In this review we showed that electrical properties of hypertrophied myocardium are changed already in the early stages of LVH, and that they have to be taken into account in the interpretation of the so‐called negative ECG results. Understanding of these processes will contribute to the improvement in clinical diagnostic and prognostic possibilities of electrocardiogram focusing on the unique information provided by ECG — on the information about the electrical properties of myocardium — and could bring answers to many clinical questions including the arrhythmogenic effect of drugs.

The details of mechanisms linking the changes in electrical properties of myocardium to the decrease in QRS amplitude in LVH development have to be established.

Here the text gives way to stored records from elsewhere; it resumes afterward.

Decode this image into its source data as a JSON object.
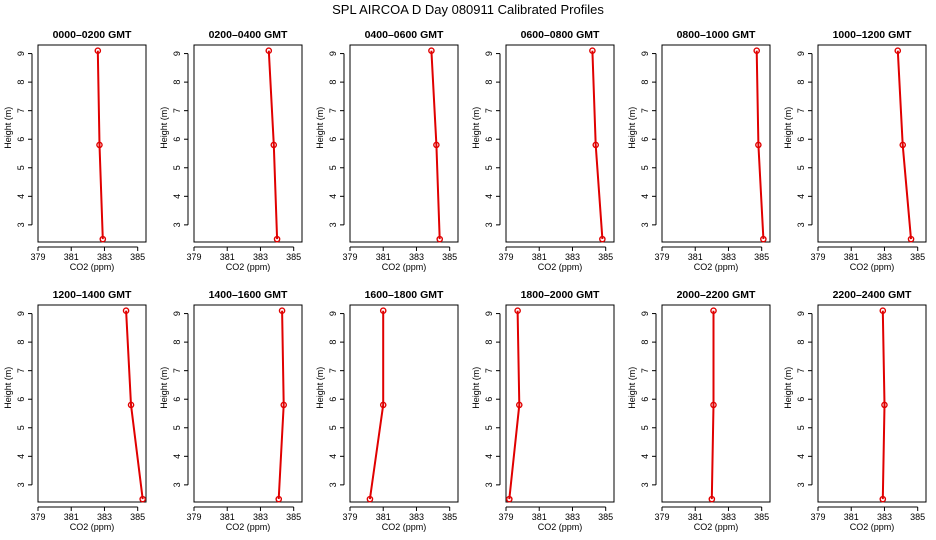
{
  "title": "SPL AIRCOA D  Day 080911  Calibrated Profiles",
  "colors": {
    "series": "#e00000",
    "frame": "#000000",
    "background": "#ffffff"
  },
  "chart_data": [
    {
      "type": "line",
      "title": "0000–0200 GMT",
      "xlabel": "CO2 (ppm)",
      "ylabel": "Height (m)",
      "xlim": [
        379,
        385.5
      ],
      "ylim": [
        2.4,
        9.3
      ],
      "xticks": [
        379,
        381,
        383,
        385
      ],
      "yticks": [
        3,
        4,
        5,
        6,
        7,
        8,
        9
      ],
      "x": [
        382.6,
        382.7,
        382.9
      ],
      "y": [
        9.1,
        5.8,
        2.5
      ]
    },
    {
      "type": "line",
      "title": "0200–0400 GMT",
      "xlabel": "CO2 (ppm)",
      "ylabel": "Height (m)",
      "xlim": [
        379,
        385.5
      ],
      "ylim": [
        2.4,
        9.3
      ],
      "xticks": [
        379,
        381,
        383,
        385
      ],
      "yticks": [
        3,
        4,
        5,
        6,
        7,
        8,
        9
      ],
      "x": [
        383.5,
        383.8,
        384.0
      ],
      "y": [
        9.1,
        5.8,
        2.5
      ]
    },
    {
      "type": "line",
      "title": "0400–0600 GMT",
      "xlabel": "CO2 (ppm)",
      "ylabel": "Height (m)",
      "xlim": [
        379,
        385.5
      ],
      "ylim": [
        2.4,
        9.3
      ],
      "xticks": [
        379,
        381,
        383,
        385
      ],
      "yticks": [
        3,
        4,
        5,
        6,
        7,
        8,
        9
      ],
      "x": [
        383.9,
        384.2,
        384.4
      ],
      "y": [
        9.1,
        5.8,
        2.5
      ]
    },
    {
      "type": "line",
      "title": "0600–0800 GMT",
      "xlabel": "CO2 (ppm)",
      "ylabel": "Height (m)",
      "xlim": [
        379,
        385.5
      ],
      "ylim": [
        2.4,
        9.3
      ],
      "xticks": [
        379,
        381,
        383,
        385
      ],
      "yticks": [
        3,
        4,
        5,
        6,
        7,
        8,
        9
      ],
      "x": [
        384.2,
        384.4,
        384.8
      ],
      "y": [
        9.1,
        5.8,
        2.5
      ]
    },
    {
      "type": "line",
      "title": "0800–1000 GMT",
      "xlabel": "CO2 (ppm)",
      "ylabel": "Height (m)",
      "xlim": [
        379,
        385.5
      ],
      "ylim": [
        2.4,
        9.3
      ],
      "xticks": [
        379,
        381,
        383,
        385
      ],
      "yticks": [
        3,
        4,
        5,
        6,
        7,
        8,
        9
      ],
      "x": [
        384.7,
        384.8,
        385.1
      ],
      "y": [
        9.1,
        5.8,
        2.5
      ]
    },
    {
      "type": "line",
      "title": "1000–1200 GMT",
      "xlabel": "CO2 (ppm)",
      "ylabel": "Height (m)",
      "xlim": [
        379,
        385.5
      ],
      "ylim": [
        2.4,
        9.3
      ],
      "xticks": [
        379,
        381,
        383,
        385
      ],
      "yticks": [
        3,
        4,
        5,
        6,
        7,
        8,
        9
      ],
      "x": [
        383.8,
        384.1,
        384.6
      ],
      "y": [
        9.1,
        5.8,
        2.5
      ]
    },
    {
      "type": "line",
      "title": "1200–1400 GMT",
      "xlabel": "CO2 (ppm)",
      "ylabel": "Height (m)",
      "xlim": [
        379,
        385.5
      ],
      "ylim": [
        2.4,
        9.3
      ],
      "xticks": [
        379,
        381,
        383,
        385
      ],
      "yticks": [
        3,
        4,
        5,
        6,
        7,
        8,
        9
      ],
      "x": [
        384.3,
        384.6,
        385.3
      ],
      "y": [
        9.1,
        5.8,
        2.5
      ]
    },
    {
      "type": "line",
      "title": "1400–1600 GMT",
      "xlabel": "CO2 (ppm)",
      "ylabel": "Height (m)",
      "xlim": [
        379,
        385.5
      ],
      "ylim": [
        2.4,
        9.3
      ],
      "xticks": [
        379,
        381,
        383,
        385
      ],
      "yticks": [
        3,
        4,
        5,
        6,
        7,
        8,
        9
      ],
      "x": [
        384.3,
        384.4,
        384.1
      ],
      "y": [
        9.1,
        5.8,
        2.5
      ]
    },
    {
      "type": "line",
      "title": "1600–1800 GMT",
      "xlabel": "CO2 (ppm)",
      "ylabel": "Height (m)",
      "xlim": [
        379,
        385.5
      ],
      "ylim": [
        2.4,
        9.3
      ],
      "xticks": [
        379,
        381,
        383,
        385
      ],
      "yticks": [
        3,
        4,
        5,
        6,
        7,
        8,
        9
      ],
      "x": [
        381.0,
        381.0,
        380.2
      ],
      "y": [
        9.1,
        5.8,
        2.5
      ]
    },
    {
      "type": "line",
      "title": "1800–2000 GMT",
      "xlabel": "CO2 (ppm)",
      "ylabel": "Height (m)",
      "xlim": [
        379,
        385.5
      ],
      "ylim": [
        2.4,
        9.3
      ],
      "xticks": [
        379,
        381,
        383,
        385
      ],
      "yticks": [
        3,
        4,
        5,
        6,
        7,
        8,
        9
      ],
      "x": [
        379.7,
        379.8,
        379.2
      ],
      "y": [
        9.1,
        5.8,
        2.5
      ]
    },
    {
      "type": "line",
      "title": "2000–2200 GMT",
      "xlabel": "CO2 (ppm)",
      "ylabel": "Height (m)",
      "xlim": [
        379,
        385.5
      ],
      "ylim": [
        2.4,
        9.3
      ],
      "xticks": [
        379,
        381,
        383,
        385
      ],
      "yticks": [
        3,
        4,
        5,
        6,
        7,
        8,
        9
      ],
      "x": [
        382.1,
        382.1,
        382.0
      ],
      "y": [
        9.1,
        5.8,
        2.5
      ]
    },
    {
      "type": "line",
      "title": "2200–2400 GMT",
      "xlabel": "CO2 (ppm)",
      "ylabel": "Height (m)",
      "xlim": [
        379,
        385.5
      ],
      "ylim": [
        2.4,
        9.3
      ],
      "xticks": [
        379,
        381,
        383,
        385
      ],
      "yticks": [
        3,
        4,
        5,
        6,
        7,
        8,
        9
      ],
      "x": [
        382.9,
        383.0,
        382.9
      ],
      "y": [
        9.1,
        5.8,
        2.5
      ]
    }
  ]
}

The meaning of increased QRS voltage in LVH has to be also re‐evaluated, as well as the discrepancies/agreements in changes in QRS voltage and in LVM during the regression of LVH due to treatment.

Our approach to the false negative ECG results is based on the complex understanding of the changes of electrical properties of myocardium in LVH. The concept of the relative voltage deficit in LVH, and the specific potential of myocardium:

• • Distinguishes the anatomical and electrical information in LVH diagnostics and utilizes both.
• • Considers the so‐called false negative results as true results, showing the deviation from “ideal” hypertrophy caused by electrical remodeling.
• • Considers nonlinear changes of structural and electrical characteristics and their interplay in different stages of LVH development in terms of LVH stages described by Meerson ¹¹⁵ and Fizel et al. ¹¹⁶

This approach stresses the need to differentiate between the anatomical size and the function of the heart as a source of cardioelectric field — an approach repeatedly emphasized by electrocardiologists. ¹¹⁷ , ¹¹⁸ , ¹¹⁹ The unique information and the added value of ECG in LVH diagnostics is in providing the information on the electrical properties of the heart and not in the imperfect estimation of the LVM. Answering the question from the title of this review it can be concluded that there is growing evidence that the structural and electrical remodeling in LVH could create a substrate for the relative voltage deficit (i.e., the deviations from “ideal” state), which can be manifested in electrocardiogram as a decrease in QRS amplitude or as a lack of its increase, what is till now earmarked as “false negative ECG result.”